Safeguard heirlooms and liquid assets. Seek appraisals for artwork, antiques, and other collectibles. Take any sentimental or important objects to a friend's house for safekeeping. Be certain that your name is recorded on the house deed or apartment lease. Do not stash cash in a safe deposit box; for pending litigation, boxes are sometimes sealed. Make sure you revoke any powers of attorney your spouse may have and ask brokerage firms to check for identification before your name is signed to anything.

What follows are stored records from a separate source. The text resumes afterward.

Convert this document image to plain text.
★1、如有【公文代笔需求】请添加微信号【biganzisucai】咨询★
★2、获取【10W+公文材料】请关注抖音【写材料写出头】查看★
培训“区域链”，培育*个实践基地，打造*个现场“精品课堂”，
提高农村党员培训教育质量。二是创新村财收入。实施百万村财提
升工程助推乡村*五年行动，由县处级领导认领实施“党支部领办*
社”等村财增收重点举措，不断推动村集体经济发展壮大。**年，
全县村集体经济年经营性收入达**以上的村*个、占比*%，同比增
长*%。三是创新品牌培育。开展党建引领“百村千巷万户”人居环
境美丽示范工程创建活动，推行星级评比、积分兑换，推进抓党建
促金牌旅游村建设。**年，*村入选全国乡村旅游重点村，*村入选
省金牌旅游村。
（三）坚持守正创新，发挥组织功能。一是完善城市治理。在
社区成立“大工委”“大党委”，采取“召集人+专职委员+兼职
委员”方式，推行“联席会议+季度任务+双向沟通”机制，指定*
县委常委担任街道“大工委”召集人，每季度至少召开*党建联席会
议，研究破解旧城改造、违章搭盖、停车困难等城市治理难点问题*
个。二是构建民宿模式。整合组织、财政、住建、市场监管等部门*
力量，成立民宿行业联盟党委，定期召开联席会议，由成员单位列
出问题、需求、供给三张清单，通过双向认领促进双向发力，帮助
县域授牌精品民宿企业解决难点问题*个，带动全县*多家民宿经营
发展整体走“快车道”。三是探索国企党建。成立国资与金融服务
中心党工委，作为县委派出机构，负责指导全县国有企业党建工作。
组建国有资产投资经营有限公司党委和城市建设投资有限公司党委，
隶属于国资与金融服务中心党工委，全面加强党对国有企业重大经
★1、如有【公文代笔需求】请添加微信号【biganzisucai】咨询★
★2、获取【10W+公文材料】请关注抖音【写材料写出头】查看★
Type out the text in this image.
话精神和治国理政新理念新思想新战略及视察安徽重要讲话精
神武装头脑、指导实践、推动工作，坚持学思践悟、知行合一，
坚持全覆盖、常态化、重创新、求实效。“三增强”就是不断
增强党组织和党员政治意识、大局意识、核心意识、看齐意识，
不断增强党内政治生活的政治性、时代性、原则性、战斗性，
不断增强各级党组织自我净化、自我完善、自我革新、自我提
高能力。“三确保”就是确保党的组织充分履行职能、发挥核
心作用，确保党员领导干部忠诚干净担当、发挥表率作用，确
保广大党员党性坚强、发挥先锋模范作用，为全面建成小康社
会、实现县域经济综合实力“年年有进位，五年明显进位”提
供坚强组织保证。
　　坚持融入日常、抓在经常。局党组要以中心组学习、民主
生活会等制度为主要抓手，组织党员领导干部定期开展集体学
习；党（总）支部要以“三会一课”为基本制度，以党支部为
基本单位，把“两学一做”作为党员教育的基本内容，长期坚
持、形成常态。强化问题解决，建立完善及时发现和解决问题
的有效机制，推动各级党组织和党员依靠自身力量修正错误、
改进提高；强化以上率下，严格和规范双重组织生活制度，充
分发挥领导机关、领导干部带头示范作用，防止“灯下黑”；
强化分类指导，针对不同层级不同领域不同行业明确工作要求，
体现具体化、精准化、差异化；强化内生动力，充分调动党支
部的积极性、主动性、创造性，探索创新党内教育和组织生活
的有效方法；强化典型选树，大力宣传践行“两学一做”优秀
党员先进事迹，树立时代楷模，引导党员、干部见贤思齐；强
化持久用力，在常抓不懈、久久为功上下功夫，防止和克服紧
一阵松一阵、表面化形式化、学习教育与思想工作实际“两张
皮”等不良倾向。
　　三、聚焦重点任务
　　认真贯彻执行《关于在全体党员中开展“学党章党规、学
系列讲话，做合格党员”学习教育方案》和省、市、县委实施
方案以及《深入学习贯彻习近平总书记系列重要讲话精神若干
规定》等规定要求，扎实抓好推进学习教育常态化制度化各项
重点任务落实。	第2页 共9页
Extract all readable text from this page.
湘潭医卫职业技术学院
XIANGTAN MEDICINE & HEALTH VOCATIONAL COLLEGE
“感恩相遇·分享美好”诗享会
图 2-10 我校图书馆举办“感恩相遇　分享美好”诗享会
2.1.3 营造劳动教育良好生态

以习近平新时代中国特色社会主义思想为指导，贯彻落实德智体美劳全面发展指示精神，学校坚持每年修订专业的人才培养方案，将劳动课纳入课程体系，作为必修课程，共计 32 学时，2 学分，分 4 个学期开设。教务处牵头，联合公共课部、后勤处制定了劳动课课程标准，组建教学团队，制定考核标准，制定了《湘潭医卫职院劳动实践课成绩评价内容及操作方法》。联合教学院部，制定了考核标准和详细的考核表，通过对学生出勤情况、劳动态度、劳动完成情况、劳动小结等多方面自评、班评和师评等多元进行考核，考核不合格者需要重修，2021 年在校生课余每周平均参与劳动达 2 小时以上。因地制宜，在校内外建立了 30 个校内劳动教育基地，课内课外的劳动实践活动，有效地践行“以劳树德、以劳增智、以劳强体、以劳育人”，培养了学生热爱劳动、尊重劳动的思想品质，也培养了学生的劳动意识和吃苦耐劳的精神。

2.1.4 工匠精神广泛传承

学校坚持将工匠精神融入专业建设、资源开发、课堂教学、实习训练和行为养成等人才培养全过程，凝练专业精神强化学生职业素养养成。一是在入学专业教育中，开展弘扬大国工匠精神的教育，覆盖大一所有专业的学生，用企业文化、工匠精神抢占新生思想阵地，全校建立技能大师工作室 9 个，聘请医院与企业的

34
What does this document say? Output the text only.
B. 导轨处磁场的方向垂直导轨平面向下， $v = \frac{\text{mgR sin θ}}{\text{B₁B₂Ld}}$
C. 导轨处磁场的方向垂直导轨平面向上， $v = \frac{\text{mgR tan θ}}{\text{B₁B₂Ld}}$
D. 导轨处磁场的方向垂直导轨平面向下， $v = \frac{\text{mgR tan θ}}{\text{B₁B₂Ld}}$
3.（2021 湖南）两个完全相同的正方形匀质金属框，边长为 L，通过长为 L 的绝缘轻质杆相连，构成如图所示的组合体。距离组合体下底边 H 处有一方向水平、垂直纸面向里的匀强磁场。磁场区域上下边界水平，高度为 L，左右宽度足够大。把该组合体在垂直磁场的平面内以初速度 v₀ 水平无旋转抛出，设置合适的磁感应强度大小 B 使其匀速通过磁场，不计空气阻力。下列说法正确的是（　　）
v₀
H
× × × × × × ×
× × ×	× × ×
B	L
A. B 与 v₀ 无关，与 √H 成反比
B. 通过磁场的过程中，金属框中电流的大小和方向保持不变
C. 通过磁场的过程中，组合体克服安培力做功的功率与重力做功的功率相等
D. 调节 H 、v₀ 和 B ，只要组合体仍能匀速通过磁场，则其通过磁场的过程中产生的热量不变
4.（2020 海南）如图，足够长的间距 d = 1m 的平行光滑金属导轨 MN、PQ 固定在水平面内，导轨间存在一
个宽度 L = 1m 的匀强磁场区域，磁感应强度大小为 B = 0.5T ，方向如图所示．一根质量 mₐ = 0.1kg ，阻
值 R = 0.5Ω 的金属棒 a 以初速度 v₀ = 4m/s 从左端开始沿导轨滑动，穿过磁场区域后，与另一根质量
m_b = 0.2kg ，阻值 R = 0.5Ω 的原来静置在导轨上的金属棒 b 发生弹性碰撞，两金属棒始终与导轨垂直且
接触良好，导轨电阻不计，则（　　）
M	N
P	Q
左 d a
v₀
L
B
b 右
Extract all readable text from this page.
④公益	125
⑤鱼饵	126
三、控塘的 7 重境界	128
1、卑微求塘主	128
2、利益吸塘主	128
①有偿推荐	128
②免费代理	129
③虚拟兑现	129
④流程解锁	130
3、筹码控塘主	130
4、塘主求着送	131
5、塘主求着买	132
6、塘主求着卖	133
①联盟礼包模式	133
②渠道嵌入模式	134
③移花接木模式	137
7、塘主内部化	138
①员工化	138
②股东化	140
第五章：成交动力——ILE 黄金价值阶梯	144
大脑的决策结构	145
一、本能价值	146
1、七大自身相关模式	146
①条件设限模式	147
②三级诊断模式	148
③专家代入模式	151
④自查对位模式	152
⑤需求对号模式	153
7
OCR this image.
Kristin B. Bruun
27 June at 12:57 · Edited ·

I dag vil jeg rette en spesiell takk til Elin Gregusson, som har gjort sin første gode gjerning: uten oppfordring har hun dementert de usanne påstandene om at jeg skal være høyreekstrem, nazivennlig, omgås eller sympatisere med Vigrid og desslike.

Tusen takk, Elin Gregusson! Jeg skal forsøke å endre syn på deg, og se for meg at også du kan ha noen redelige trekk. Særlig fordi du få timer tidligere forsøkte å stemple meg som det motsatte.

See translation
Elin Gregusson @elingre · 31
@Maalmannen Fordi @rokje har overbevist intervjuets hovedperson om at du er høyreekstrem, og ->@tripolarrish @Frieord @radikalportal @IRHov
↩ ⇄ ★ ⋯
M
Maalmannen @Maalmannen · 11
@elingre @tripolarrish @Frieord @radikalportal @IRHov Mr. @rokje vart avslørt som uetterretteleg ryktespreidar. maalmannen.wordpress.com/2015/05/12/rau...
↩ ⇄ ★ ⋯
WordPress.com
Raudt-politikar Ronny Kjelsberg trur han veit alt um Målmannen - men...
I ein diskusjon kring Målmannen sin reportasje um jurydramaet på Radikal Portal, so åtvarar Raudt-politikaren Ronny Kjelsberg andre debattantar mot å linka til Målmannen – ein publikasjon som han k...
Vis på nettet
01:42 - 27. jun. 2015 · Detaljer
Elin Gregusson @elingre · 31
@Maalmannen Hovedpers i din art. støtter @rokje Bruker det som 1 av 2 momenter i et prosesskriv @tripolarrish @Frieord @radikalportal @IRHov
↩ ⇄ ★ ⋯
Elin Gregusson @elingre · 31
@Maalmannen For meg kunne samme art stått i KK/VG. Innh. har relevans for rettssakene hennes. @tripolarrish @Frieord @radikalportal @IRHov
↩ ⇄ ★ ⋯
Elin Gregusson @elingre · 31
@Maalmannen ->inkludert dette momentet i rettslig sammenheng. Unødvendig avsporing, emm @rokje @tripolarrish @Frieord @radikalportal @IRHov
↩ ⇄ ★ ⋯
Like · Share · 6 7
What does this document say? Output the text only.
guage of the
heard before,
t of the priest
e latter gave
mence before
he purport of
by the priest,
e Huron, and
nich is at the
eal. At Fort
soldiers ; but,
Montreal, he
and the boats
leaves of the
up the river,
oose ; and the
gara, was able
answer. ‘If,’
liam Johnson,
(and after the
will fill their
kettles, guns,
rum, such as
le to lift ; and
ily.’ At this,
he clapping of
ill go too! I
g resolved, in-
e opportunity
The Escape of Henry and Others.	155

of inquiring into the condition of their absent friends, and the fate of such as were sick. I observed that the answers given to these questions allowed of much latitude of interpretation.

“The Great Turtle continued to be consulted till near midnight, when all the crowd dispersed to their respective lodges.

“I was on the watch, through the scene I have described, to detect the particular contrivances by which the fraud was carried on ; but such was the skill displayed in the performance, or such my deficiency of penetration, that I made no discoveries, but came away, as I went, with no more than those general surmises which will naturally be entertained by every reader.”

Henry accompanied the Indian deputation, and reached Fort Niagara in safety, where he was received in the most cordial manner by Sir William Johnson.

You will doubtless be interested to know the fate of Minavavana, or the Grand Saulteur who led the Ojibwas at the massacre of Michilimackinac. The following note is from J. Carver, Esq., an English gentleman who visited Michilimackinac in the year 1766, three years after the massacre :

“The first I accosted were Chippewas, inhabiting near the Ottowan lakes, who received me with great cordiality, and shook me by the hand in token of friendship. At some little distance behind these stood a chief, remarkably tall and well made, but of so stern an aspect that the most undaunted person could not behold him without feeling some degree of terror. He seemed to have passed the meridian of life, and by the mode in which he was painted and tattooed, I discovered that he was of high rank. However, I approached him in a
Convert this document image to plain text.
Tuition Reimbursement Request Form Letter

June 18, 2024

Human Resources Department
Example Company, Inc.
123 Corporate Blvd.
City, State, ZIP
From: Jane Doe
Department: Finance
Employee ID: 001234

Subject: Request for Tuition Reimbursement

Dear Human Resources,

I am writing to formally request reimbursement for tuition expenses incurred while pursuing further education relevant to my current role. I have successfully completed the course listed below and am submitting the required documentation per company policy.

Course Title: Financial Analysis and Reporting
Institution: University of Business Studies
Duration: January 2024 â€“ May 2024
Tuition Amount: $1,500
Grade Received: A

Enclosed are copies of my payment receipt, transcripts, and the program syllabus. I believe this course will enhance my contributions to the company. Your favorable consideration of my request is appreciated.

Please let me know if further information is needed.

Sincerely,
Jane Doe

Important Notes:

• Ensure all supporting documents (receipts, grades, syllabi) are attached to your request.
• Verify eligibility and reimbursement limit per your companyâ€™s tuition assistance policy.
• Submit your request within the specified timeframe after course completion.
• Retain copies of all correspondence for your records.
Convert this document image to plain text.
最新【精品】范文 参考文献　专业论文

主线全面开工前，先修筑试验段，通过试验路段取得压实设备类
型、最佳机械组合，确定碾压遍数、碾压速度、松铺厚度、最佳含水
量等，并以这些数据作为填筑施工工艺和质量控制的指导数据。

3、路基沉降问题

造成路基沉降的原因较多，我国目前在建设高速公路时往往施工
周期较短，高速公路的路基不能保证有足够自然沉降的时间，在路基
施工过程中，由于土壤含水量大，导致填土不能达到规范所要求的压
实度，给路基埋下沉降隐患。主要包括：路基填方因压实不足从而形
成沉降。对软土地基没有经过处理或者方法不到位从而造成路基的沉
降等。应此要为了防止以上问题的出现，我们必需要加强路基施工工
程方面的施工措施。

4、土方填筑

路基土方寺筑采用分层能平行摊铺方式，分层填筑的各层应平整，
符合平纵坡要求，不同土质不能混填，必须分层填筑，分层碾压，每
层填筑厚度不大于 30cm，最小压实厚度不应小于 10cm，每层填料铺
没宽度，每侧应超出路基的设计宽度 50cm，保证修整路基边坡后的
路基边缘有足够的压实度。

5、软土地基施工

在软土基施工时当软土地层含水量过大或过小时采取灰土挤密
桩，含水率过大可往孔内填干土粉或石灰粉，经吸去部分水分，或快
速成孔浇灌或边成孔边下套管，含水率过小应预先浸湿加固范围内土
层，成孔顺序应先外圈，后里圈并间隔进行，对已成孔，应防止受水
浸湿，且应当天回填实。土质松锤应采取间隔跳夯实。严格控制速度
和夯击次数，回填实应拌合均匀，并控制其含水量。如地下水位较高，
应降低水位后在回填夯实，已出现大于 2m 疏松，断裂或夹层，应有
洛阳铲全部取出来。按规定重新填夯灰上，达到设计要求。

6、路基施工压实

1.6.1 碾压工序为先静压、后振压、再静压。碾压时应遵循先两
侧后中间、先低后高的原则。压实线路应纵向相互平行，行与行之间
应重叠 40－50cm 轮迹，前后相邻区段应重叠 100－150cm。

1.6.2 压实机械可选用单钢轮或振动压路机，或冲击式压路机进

Open a bank account in your name. It only takes one party to raid an account, and you don't want to be left without any money. Certainly do not deposit any more of your own money into a joint account, even if you transfer that into your own name. Establish a new account for future deposits, preferably at another bank. This is where you can keep an emergency fund to live on and pay legal bills, at least until support is established. Don't be surprised if a spouse petitions for joint accounts to be frozen, pending equitable distribution in a divorce. This is another reason to have your own access to funds.
Establish credit in your own name. As soon as separation takes place, cancel or report missing jointly held credit cards. Then, go out and set up new accounts in your name only.
Pay as many bills as possible. Do this prior to separation so that you are not stuck with the obligations, risk having utilities shut off, or fight off a bad credit rap.